TOKYO (Reuters) - The Bank of Japan should be flexible about raising its bond yield target and allow long-term interest rates to increase if such moves reflected improvements in the economy, one of its board members was quoted as saying at this month's rate review.
"I am opposed to setting the 10-year bond yield target around zero percent, and believe the yield curve should be allowed to steepen a bit more," the board member said, according to a summary of opinions at the Dec. 19-20 meeting released on Thursday.
The views are likely those of former market economist Takehiro Sato, who dissented to the BOJ's decision to maintain the 10-year bond yield target around zero percent.
While his views are a minority, it highlights a rift within the nine-member board on the feasibility of the new policy framework that requires the BOJ to ramp up bond buying if market pressures push up yields above its target.
At the December meeting, several board members argued that the BOJ should keep its yield targets at current levels for the time being to avoid withdrawing stimulus prematurely, according to the summary of views.
"The BOJ should maintain its policy rates at current levels for a considerable period ... given its past experience of prematurely ending zero interest rates and quantitative easing," one board member was quoted as saying in the summary.

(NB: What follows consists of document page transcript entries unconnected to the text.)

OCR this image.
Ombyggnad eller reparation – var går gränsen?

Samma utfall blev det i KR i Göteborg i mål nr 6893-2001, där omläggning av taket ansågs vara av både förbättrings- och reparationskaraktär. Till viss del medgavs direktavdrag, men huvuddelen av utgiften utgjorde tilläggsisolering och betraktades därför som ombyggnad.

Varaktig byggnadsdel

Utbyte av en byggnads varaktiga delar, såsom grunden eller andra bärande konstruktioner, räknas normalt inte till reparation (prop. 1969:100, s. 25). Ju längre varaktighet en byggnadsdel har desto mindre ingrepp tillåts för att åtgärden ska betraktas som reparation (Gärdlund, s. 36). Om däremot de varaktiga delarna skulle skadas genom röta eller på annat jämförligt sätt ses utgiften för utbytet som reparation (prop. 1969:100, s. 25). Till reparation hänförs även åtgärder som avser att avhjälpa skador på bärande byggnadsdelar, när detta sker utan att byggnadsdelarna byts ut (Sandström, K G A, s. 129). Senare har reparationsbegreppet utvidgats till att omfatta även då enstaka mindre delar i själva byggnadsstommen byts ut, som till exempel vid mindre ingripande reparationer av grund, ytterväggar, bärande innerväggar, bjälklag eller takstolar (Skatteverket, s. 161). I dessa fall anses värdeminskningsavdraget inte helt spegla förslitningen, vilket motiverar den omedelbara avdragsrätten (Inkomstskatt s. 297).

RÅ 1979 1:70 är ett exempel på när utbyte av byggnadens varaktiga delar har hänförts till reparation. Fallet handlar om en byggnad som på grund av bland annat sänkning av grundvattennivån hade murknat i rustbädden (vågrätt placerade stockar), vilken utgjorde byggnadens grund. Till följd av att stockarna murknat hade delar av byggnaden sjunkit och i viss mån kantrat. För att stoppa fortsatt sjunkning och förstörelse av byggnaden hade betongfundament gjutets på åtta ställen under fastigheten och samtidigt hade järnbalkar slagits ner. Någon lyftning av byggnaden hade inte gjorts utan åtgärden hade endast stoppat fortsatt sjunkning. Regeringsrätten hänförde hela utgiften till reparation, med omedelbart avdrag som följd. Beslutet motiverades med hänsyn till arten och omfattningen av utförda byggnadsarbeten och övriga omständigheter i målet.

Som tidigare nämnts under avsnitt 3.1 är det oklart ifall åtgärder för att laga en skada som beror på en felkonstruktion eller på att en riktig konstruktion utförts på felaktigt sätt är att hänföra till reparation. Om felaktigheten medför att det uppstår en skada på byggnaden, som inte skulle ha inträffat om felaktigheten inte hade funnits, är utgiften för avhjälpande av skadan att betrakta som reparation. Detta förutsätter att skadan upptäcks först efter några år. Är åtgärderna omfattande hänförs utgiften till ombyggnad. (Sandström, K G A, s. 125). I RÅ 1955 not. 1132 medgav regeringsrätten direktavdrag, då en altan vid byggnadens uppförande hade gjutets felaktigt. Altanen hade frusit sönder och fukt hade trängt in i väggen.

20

Under a new policy framework adopted in September, the BOJ now guides short-term interest rates at minus 0.1 percent and the 10-year government bond yield around zero percent.
It abandoned its previous target committing to the pace of money printing, partly on concern its aggressive bond purchases could reach a limit in coming years by drying up market liquidity.
The BOJ bought more bonds than expected earlier this month to temper a globally inspired rise in yields, and has sought to allay market concerns that it will taper its massive purchases any time soon.
The BOJ's resolve to cap long-term interest rates around zero has been put to test as Japanese government bond yields creep up reflecting a global yield rise, driven by expectations of steady interest rate hikes by the U.S. Federal Reserve.
At the December meeting, the BOJ decided to maintain its yield targets by a majority vote.